En ce qui concerne la distribution de carburant en France, il y a environ 10 000 stations-service dans lesquelles les automobilistes ont l'habitude de faire leur plein, sachant que la grande distribution a 4 500 points de vente. Le maillage de la France, avec ces 4 500 stations, permettrait d'approvisionner une grande partie du territoire. Le GPL a peut-être l'avantage, par rapport à l'hydrogène et aux autres énergies, d'être un carburant facile à mettre en oeuvre dans une station-service. Le modèle économique est parfaitement connu en France et dans le monde. 1 litre de GPL, contenu dans le double de cette bouteille d'eau, est vendu environ 70 centimes / litre hors taxes, coûts de distribution et de station inclus. C'est une force vis-à-vis du consommateur final, parce que dans le modèle économique, les stations-service y sont déjà. En fait, la distribution des carburants liquides est assez facile à mettre en oeuvre. Une station GPL coûte entre 60 000 et 100 000 euros.

À propos des freins, je voudrais dire qu'en France nos distributeurs - les pétroliers, la grande distribution et les distributeurs de GPL - ont investi environ 200 millions d'euros entre 1996 et 2001 pour construire 2 000 stations. 150 ont fermé depuis, car chaque année il en ferme, et pas uniquement des stations GPL. Ces 200 millions d'euros en GPL ne s'amortissent que si 1 million de véhicules roulent avec ce gaz. Malheureusement, on n'a jamais dépassé les 200 000 véhicules en quinze ans. En 2013, on compte 180 000 véhicules GPL.

Nos freins ne se situent donc pas au niveau de la construction de stations-service. L'Allemagne a maillé tout le territoire en 5 ans en construisant 6 000 stations-service GPL, et le marché est en forte croissance. L'Italie est l'un des plus gros marchés de GPL, avec 2 200 stations-service. En France, avec 2 200 stations-service, le maillage serait convenable. L'autonomie d'un véhicule GPL est de 500 kilomètres, ce qui est comparable à l'hydrogène, et c'est ce qui dimensionne la taille d'un réseau.

Pour nous, il est clair que la diésélisation du parc français, et donc l'intérêt de vendre du diesel pour les constructeurs, est l'un des freins importants. Pour les consommateurs, c'est beaucoup plus simple, et l'on sait que la simplicité d'achat d'un véhicule diesel - voire essence -, est déterminante par rapport à tous les autres choix.
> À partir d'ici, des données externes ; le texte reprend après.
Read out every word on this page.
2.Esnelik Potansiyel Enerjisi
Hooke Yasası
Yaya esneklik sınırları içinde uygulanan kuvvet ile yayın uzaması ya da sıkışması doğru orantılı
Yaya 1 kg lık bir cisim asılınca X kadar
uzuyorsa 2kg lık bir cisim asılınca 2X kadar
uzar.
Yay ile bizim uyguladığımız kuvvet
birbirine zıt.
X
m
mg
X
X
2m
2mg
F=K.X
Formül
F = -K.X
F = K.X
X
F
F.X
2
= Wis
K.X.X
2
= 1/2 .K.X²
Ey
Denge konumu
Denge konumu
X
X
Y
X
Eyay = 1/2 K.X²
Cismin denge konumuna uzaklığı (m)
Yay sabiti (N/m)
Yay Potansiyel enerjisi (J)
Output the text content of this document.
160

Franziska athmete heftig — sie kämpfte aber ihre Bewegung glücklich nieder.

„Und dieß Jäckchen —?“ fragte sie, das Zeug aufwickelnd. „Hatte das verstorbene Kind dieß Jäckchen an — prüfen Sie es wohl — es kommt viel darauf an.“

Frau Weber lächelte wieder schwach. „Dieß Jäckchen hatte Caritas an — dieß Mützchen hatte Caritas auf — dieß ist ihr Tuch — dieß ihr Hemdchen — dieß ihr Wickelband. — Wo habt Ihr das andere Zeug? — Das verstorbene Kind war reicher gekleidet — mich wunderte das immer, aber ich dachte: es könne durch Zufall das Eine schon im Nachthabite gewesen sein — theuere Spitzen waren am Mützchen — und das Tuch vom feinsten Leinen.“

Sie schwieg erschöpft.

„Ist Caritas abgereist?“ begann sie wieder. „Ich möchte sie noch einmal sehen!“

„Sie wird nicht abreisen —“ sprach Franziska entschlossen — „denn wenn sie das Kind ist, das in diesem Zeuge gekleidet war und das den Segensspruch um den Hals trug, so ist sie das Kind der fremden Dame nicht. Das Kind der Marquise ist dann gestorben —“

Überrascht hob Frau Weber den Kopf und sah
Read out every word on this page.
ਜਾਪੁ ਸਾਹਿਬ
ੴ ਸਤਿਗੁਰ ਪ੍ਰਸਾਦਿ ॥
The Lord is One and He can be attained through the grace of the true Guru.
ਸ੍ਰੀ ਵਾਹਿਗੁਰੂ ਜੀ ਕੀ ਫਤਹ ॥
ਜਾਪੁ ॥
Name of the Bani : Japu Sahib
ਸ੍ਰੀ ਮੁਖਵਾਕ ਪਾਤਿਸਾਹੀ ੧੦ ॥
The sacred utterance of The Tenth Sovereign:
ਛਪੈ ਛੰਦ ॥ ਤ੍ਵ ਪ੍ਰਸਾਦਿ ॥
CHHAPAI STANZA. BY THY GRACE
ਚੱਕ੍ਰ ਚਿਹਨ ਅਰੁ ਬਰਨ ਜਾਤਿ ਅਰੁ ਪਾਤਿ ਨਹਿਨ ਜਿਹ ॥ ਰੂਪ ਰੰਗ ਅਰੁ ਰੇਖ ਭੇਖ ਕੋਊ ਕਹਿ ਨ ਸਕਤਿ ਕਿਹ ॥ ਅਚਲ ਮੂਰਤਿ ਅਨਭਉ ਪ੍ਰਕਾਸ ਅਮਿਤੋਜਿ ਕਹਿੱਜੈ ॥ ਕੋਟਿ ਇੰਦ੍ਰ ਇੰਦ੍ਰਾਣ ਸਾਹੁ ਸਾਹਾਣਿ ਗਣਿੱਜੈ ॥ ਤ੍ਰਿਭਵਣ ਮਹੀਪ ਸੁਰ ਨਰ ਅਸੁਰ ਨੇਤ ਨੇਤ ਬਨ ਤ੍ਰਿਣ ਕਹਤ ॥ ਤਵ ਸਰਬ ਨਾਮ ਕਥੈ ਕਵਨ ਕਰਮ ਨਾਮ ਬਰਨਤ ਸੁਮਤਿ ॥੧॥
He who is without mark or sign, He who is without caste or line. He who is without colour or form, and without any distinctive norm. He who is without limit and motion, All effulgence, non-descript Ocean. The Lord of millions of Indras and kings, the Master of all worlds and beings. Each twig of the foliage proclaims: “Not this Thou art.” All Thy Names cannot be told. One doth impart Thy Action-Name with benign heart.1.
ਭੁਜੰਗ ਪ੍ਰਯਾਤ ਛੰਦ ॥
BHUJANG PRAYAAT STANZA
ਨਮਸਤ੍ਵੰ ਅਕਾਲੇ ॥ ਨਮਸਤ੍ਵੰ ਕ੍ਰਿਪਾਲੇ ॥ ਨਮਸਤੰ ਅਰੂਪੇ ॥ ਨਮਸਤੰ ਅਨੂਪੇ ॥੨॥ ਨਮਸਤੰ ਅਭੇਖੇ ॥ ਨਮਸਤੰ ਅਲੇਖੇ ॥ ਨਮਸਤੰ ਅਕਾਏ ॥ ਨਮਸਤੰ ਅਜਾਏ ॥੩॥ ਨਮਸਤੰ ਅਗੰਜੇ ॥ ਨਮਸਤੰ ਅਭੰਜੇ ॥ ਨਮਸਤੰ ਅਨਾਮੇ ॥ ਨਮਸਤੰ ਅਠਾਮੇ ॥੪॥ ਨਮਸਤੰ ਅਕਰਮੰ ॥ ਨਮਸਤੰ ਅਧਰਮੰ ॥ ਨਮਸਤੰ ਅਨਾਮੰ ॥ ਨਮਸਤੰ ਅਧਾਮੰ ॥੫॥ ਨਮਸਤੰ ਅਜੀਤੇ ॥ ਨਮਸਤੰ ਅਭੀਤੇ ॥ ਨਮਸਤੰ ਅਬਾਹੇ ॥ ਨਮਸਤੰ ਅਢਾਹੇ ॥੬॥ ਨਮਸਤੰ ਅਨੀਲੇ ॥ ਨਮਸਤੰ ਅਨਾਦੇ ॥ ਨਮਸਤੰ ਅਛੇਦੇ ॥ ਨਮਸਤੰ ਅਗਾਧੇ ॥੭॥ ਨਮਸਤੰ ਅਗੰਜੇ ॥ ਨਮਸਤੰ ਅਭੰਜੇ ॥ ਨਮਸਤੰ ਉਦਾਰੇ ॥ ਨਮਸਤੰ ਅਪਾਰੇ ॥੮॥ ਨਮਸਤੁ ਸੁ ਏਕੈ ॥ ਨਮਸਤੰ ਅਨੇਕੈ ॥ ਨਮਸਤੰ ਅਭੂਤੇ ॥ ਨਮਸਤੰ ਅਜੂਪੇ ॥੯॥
Acheter un véhicule GPL, même si c'est relativement simple quand il y en a dans les concessions, cela reste une façon de rouler différemment et donc nécessite un effort. Il n'y a pas de stations partout, il n'y a pas 11 000 stations-service qui le distribuent. Quand on se positionne sur un marché grand public, la distribution est un enjeu clé. Pourtant, avec 2 000 points de vente en France sur un territoire national de 550 000 km2, des véhicules GPL qui ont 550 kilomètres d'autonomie peuvent répondre aux usages de personnes qui partent au travail, en week-end ou en vacances.

Le frein malheureusement se situe plus dans la visibilité que nous donnent les réglementations et les lois sur les investissements. Sur les quinze dernières années, il y a eu cinq modèles. Il y en a un qui a bien marché, c'est le bonus-malus en 2008. Mais comme je l'avais expliqué au cabinet de M. Borloo, mettre un bonus de 2 000 euros pour l'achat de véhicules GPL, cela risquait de coûter très cher, parce que les véhicules GPL existent déjà sur le marché et ce n'est pas une technologie à développer. La preuve, c'est que plusieurs constructeurs se sont engouffrés là-dessus en voyant dans ce bonus une opportunité. Il s'est vendu 75 000 véhicules GPL en 2010. Cela a coûté 150 millions d'euros dans le système bonus-malus qui était normalement prévu jusqu'à fin 2012. Mais quand Bercy a vu ces chiffres, ils ont décidé, dès octobre 2010, la suppression de ce bonus au 1er janvier 2011. Le marché est passé de 8 000 véhicules GPL vendus par mois par les constructeurs automobiles à 1 500 par an, l'année dernière.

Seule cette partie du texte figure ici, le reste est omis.